O estudo tem um total de seis etapas:

• A pré-seleção.

• Recrutamento

• O início das consultas presenciais, que serão no Hospital de Clínicas da Cidade de Buenos Aires, sede do projeto. Lá, os participantes receberão um histórico médico completo.

• Um registro alimentar da última semana antes da admissão no estudo.

• Coleta de amostras de sangue e matéria fecal.
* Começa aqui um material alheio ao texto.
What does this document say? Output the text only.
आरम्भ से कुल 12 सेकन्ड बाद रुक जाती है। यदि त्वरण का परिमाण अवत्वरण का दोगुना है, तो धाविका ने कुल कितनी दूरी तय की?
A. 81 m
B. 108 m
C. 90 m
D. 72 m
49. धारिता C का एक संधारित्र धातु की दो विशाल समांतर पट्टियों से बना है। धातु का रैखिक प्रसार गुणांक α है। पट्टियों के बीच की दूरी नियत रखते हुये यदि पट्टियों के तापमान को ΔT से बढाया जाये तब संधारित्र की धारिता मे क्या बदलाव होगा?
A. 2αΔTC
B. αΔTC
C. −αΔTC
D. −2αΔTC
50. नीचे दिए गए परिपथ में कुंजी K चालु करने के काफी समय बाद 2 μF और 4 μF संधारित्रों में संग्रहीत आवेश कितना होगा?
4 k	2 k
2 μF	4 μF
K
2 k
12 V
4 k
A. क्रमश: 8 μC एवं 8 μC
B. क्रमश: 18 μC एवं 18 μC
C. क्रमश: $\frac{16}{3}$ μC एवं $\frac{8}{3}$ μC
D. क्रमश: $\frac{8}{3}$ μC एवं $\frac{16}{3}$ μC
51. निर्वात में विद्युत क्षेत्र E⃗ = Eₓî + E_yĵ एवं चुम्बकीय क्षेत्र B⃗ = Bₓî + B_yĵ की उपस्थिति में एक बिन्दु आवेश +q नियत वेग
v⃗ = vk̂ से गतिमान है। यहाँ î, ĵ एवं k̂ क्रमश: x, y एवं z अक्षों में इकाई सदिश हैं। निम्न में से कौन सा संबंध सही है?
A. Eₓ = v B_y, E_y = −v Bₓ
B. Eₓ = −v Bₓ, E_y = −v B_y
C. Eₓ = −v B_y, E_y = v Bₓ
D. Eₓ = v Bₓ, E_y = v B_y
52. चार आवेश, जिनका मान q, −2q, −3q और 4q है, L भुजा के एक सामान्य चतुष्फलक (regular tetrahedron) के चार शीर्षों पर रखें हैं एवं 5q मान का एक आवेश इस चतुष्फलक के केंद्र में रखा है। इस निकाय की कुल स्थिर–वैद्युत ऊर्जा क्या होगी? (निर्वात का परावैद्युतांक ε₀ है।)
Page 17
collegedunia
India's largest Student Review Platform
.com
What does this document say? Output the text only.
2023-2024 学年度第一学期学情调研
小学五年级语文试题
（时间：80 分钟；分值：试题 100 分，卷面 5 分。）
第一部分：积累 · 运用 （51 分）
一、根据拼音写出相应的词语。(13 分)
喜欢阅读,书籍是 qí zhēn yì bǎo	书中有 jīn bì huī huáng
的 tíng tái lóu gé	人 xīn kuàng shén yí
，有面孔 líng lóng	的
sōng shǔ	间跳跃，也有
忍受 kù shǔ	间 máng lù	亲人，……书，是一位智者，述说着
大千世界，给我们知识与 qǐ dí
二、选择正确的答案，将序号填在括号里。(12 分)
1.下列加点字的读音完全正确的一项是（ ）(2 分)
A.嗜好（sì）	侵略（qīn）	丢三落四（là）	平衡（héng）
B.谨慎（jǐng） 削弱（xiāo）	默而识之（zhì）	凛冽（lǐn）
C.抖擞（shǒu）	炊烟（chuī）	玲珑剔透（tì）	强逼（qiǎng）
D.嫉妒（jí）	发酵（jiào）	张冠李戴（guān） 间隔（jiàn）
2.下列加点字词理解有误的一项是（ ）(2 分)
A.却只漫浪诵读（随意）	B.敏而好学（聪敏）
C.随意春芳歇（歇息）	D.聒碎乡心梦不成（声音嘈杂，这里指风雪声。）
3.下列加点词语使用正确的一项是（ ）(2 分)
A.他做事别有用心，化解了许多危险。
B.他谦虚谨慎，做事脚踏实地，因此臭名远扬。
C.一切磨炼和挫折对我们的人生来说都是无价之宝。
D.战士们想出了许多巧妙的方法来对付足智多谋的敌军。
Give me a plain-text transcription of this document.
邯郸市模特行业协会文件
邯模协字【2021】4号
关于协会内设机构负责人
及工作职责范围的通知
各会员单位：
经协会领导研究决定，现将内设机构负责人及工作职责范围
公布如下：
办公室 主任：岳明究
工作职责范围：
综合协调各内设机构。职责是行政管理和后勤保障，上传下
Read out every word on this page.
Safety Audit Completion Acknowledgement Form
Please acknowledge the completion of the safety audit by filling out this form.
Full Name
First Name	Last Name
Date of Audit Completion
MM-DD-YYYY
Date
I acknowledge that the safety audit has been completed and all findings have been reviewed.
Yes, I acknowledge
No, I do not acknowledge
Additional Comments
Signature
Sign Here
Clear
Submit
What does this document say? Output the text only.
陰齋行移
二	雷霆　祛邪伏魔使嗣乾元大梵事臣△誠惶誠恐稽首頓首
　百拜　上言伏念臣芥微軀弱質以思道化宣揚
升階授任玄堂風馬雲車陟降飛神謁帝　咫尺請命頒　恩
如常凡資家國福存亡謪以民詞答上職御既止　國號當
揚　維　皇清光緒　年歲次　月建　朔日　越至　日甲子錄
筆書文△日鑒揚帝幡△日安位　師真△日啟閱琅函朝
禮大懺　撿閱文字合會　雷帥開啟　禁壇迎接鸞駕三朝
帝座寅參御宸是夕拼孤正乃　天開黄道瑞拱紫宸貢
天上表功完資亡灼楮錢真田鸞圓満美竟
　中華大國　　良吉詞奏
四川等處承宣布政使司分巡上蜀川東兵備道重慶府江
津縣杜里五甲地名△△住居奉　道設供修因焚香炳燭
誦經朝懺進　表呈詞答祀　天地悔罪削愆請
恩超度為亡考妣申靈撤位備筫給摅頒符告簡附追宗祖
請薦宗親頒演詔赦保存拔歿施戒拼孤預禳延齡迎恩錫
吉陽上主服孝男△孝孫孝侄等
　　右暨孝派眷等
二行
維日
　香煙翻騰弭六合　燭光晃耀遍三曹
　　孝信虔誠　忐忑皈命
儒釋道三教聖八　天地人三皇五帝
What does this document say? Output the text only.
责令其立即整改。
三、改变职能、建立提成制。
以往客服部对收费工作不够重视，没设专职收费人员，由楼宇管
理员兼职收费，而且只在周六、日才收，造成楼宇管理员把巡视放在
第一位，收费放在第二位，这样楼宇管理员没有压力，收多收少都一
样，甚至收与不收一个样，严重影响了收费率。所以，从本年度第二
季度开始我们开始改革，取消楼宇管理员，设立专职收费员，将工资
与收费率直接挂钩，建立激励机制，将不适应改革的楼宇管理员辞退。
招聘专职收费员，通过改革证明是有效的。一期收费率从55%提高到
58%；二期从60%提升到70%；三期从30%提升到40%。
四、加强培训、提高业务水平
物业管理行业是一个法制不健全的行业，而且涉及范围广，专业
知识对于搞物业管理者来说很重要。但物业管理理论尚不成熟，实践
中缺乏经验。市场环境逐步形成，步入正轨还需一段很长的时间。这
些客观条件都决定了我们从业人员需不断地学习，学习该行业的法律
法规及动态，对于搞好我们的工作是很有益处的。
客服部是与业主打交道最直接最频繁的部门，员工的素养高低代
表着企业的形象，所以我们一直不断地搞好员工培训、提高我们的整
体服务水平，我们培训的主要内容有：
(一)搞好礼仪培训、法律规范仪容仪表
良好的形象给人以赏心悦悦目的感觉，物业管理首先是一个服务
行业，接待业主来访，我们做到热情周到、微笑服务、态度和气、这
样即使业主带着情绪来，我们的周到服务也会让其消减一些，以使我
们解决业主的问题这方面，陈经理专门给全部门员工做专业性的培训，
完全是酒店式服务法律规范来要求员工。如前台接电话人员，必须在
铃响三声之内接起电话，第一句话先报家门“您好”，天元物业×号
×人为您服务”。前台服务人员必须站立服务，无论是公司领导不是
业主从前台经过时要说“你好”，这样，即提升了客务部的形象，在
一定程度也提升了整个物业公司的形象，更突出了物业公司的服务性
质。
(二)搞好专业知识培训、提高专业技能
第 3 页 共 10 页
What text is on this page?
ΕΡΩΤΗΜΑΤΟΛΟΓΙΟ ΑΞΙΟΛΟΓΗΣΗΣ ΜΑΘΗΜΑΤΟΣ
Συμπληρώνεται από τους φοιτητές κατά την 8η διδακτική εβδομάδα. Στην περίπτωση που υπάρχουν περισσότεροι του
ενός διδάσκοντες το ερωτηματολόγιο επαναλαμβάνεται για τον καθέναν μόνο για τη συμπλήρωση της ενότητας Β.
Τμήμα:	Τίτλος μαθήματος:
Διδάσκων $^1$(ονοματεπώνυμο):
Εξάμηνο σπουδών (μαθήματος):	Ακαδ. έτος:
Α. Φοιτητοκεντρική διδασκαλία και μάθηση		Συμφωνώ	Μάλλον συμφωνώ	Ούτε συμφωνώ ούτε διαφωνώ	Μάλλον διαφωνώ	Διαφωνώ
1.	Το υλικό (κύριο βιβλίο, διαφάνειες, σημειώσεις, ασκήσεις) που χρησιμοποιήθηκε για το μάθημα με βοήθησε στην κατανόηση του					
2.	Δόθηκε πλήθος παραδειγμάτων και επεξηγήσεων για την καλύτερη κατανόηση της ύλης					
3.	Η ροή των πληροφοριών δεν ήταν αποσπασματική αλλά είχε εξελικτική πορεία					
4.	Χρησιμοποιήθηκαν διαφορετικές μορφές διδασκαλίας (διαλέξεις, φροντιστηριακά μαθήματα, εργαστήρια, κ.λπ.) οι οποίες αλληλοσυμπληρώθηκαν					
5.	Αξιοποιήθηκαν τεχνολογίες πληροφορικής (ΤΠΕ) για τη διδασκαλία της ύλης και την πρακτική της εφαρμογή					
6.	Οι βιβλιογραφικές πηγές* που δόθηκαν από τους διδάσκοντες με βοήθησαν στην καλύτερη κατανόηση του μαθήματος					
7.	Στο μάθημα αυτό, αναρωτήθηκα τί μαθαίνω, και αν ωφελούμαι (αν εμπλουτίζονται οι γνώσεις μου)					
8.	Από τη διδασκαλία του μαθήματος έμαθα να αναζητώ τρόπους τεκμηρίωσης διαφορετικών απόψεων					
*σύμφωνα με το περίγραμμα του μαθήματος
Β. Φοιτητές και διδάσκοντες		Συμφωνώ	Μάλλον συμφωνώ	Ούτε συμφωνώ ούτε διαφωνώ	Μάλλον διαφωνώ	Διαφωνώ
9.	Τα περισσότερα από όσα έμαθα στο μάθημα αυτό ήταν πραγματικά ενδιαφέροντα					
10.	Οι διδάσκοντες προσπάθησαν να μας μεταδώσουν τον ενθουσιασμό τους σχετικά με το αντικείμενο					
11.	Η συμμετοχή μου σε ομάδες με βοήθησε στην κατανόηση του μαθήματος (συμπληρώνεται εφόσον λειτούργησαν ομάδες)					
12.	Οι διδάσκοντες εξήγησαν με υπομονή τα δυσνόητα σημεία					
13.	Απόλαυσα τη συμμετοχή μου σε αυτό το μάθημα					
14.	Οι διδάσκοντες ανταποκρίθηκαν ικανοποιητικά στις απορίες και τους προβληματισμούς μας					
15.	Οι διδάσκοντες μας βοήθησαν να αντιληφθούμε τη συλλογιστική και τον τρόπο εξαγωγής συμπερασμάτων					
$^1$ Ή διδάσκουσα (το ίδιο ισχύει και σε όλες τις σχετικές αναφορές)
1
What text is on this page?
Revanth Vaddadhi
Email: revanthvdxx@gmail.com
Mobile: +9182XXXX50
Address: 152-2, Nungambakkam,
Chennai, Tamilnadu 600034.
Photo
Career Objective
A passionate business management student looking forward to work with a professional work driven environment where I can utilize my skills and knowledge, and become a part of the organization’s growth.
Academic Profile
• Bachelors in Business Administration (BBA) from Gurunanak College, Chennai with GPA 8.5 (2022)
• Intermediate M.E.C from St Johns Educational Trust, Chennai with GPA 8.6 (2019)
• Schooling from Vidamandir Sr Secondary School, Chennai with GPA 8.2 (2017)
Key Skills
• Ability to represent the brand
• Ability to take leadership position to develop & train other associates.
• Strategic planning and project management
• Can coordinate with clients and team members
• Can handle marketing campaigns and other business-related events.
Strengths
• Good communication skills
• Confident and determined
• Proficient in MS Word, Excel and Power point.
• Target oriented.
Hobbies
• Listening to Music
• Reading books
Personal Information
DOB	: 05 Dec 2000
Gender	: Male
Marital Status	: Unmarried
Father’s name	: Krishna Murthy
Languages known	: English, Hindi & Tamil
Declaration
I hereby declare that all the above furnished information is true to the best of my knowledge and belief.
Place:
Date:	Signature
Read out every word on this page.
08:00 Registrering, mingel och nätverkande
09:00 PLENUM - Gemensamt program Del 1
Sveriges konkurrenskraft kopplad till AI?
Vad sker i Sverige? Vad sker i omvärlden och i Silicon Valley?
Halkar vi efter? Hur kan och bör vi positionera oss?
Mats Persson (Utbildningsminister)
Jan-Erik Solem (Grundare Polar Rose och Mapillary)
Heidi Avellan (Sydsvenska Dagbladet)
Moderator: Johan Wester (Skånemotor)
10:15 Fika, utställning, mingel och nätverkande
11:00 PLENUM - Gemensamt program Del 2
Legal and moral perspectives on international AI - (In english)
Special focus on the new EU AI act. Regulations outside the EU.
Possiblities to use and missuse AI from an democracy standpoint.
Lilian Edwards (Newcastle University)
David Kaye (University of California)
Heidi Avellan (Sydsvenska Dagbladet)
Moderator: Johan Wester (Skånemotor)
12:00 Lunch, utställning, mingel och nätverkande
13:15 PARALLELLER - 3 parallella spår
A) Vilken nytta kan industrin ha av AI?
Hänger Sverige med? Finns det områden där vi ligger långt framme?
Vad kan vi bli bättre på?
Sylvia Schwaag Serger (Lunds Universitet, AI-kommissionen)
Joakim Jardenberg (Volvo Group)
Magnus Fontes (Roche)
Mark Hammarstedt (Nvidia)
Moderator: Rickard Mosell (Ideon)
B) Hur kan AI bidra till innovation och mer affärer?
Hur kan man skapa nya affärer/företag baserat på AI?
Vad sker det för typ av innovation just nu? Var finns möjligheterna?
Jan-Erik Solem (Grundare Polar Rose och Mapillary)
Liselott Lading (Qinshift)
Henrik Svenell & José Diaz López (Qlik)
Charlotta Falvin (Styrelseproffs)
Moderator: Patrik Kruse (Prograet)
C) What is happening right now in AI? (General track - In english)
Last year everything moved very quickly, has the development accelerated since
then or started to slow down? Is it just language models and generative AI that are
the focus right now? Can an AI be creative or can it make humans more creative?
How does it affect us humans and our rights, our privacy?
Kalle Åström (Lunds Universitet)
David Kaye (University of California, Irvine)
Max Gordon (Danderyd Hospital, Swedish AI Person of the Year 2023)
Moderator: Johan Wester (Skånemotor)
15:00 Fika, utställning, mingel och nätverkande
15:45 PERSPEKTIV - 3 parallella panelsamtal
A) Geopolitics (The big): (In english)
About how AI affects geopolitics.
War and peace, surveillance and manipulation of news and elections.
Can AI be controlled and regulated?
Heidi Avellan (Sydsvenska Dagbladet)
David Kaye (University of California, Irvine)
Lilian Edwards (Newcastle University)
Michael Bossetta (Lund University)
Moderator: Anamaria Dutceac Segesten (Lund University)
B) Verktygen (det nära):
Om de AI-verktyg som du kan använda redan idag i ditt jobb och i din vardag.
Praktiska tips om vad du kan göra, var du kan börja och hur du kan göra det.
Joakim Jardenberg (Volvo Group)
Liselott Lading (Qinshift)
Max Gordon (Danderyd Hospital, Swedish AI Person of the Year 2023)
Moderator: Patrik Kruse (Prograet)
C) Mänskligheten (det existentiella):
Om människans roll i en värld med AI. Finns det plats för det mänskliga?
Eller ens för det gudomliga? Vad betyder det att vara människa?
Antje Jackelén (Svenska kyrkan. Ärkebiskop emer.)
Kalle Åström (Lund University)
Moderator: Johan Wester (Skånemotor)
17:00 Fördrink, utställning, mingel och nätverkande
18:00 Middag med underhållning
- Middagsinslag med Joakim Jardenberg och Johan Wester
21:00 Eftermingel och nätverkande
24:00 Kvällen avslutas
• Acompanhamento. Pessoas com obesidade, pré-diabetes ou diabetes tipo 2 receberão aconselhamento nutricional e de atividade física durante os dois anos do estudo.

As cinco primeiras etapas constituem o que os pesquisadores chamam de fase transversal: servem para tirar a foto de um determinado momento. O sexto, follow-up, é a fase longitudinal, que envolve o monitoramento de muitas variáveis ao longo do tempo e que distingue o MicroBiar da grande maioria dos estudos clínicos.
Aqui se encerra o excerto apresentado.